6. Contributor Responsibilities
When submitting AI-assisted contributions, contributors shall acknowledge and agree that they:
- Have manually reviewed the submitted content;
- Understand the technical implications, design impact, and maintenance costs of the contribution;
- Have completed all necessary testing, builds, license checks, and security reviews;
- Have verified that the AI output does not introduce content incompatible with the project license;
- Have confirmed that the contribution does not include any known unauthorized third-party materials, or that any third-party materials, licenses, copyright notices, and attributions have been fully disclosed as required by the project;
- Have complied with all applicable policies of their employers, clients, academic institutions, or affiliated organizations regarding AI tools and open-source contributions;
- Take the same responsibility for contributions as for non-AI-assisted contributions.

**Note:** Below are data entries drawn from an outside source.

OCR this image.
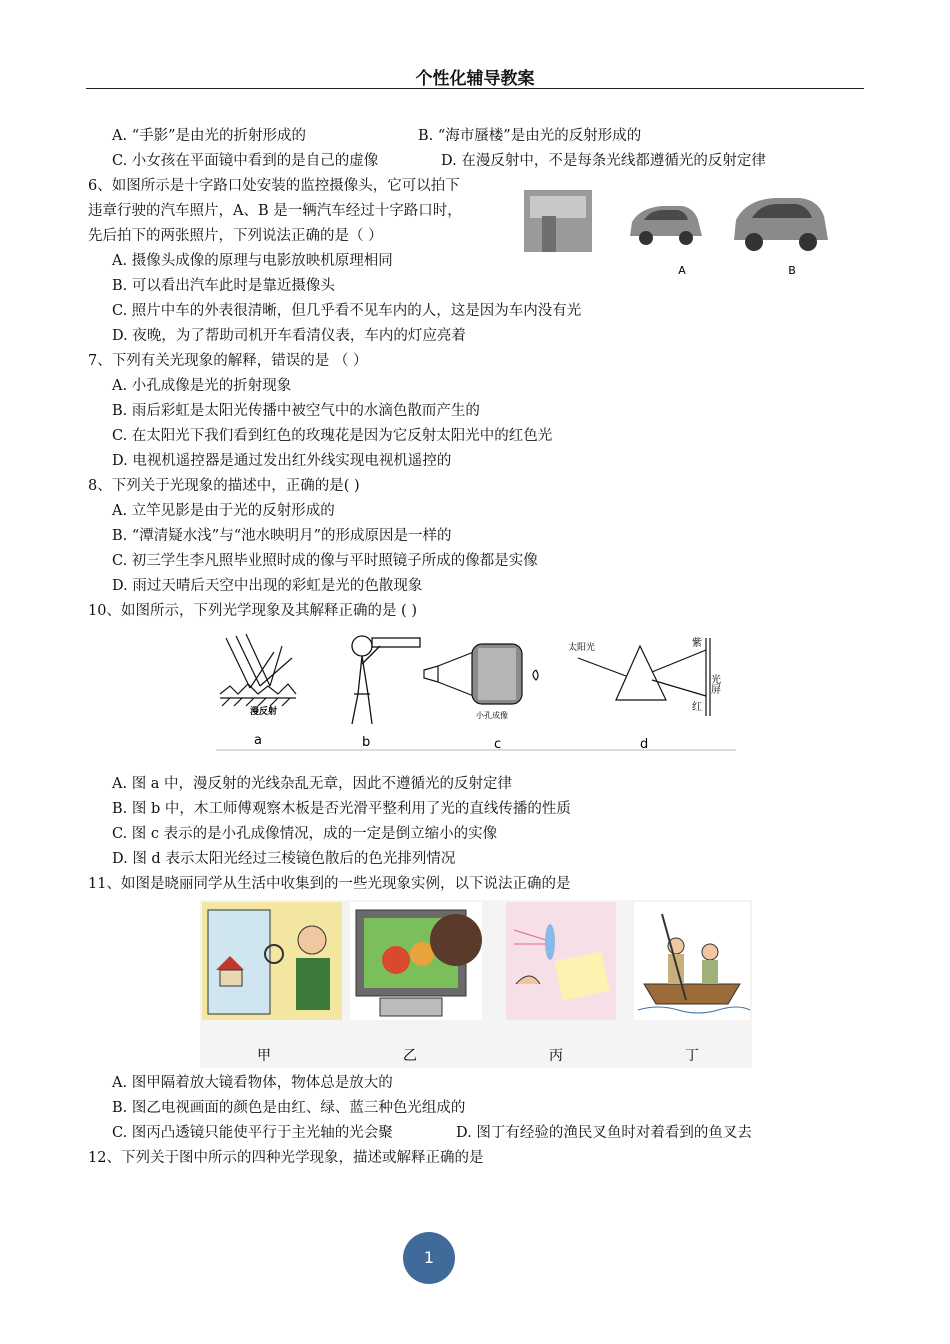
个性化辅导教案
A. “手影”是由光的折射形成的	B. “海市蜃楼”是由光的反射形成的
C. 小女孩在平面镜中看到的是自己的虚像	D. 在漫反射中，不是每条光线都遵循光的反射定律
6、如图所示是十字路口处安装的监控摄像头，它可以拍下
违章行驶的汽车照片，A、B 是一辆汽车经过十字路口时，
先后拍下的两张照片，下列说法正确的是（ ）
A	B
A. 摄像头成像的原理与电影放映机原理相同
B. 可以看出汽车此时是靠近摄像头
C. 照片中车的外表很清晰，但几乎看不见车内的人，这是因为车内没有光
D. 夜晚，为了帮助司机开车看清仪表，车内的灯应亮着
7、下列有关光现象的解释，错误的是 （ ）
A. 小孔成像是光的折射现象
B. 雨后彩虹是太阳光传播中被空气中的水滴色散而产生的
C. 在太阳光下我们看到红色的玫瑰花是因为它反射太阳光中的红色光
D. 电视机遥控器是通过发出红外线实现电视机遥控的
8、下列关于光现象的描述中，正确的是( )
A. 立竿见影是由于光的反射形成的
B. “潭清疑水浅”与“池水映明月”的形成原因是一样的
C. 初三学生李凡照毕业照时成的像与平时照镜子所成的像都是实像
D. 雨过天晴后天空中出现的彩虹是光的色散现象
10、如图所示，下列光学现象及其解释正确的是 ( )
漫反射	小孔成像
太阳光	紫
红
光屏
a	b	c	d
A. 图 a 中，漫反射的光线杂乱无章，因此不遵循光的反射定律
B. 图 b 中，木工师傅观察木板是否光滑平整利用了光的直线传播的性质
C. 图 c 表示的是小孔成像情况，成的一定是倒立缩小的实像
D. 图 d 表示太阳光经过三棱镜色散后的色光排列情况
11、如图是晓丽同学从生活中收集到的一些光现象实例，以下说法正确的是
甲	乙	丙	丁
A. 图甲隔着放大镜看物体，物体总是放大的
B. 图乙电视画面的颜色是由红、绿、蓝三种色光组成的
C. 图丙凸透镜只能使平行于主光轴的光会聚	D. 图丁有经验的渔民叉鱼时对着看到的鱼叉去
12、下列关于图中所示的四种光学现象，描述或解释正确的是
1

7. Review and Merging Rules
Maintainers may request modifications, additional explanations, resubmissions, or reject a contribution for any of the following reasons:
- Failure to disclose the use of AI as required;
- Contributors' inability to explain the code logic or source;
- Suspicion that the contribution reproduces third-party code, documents, or images;
- Unclear information regarding licenses, copyrights, patents, or attributions;
- Poor quality, lack of testing, unmaintainability, or security risks in the AI-generated content;
- Automated, mass, or low-quality AI-generated submissions that disrupt the maintainability and operations of the community;
- Contribution considered inappropriate for merging based on the project's risk control.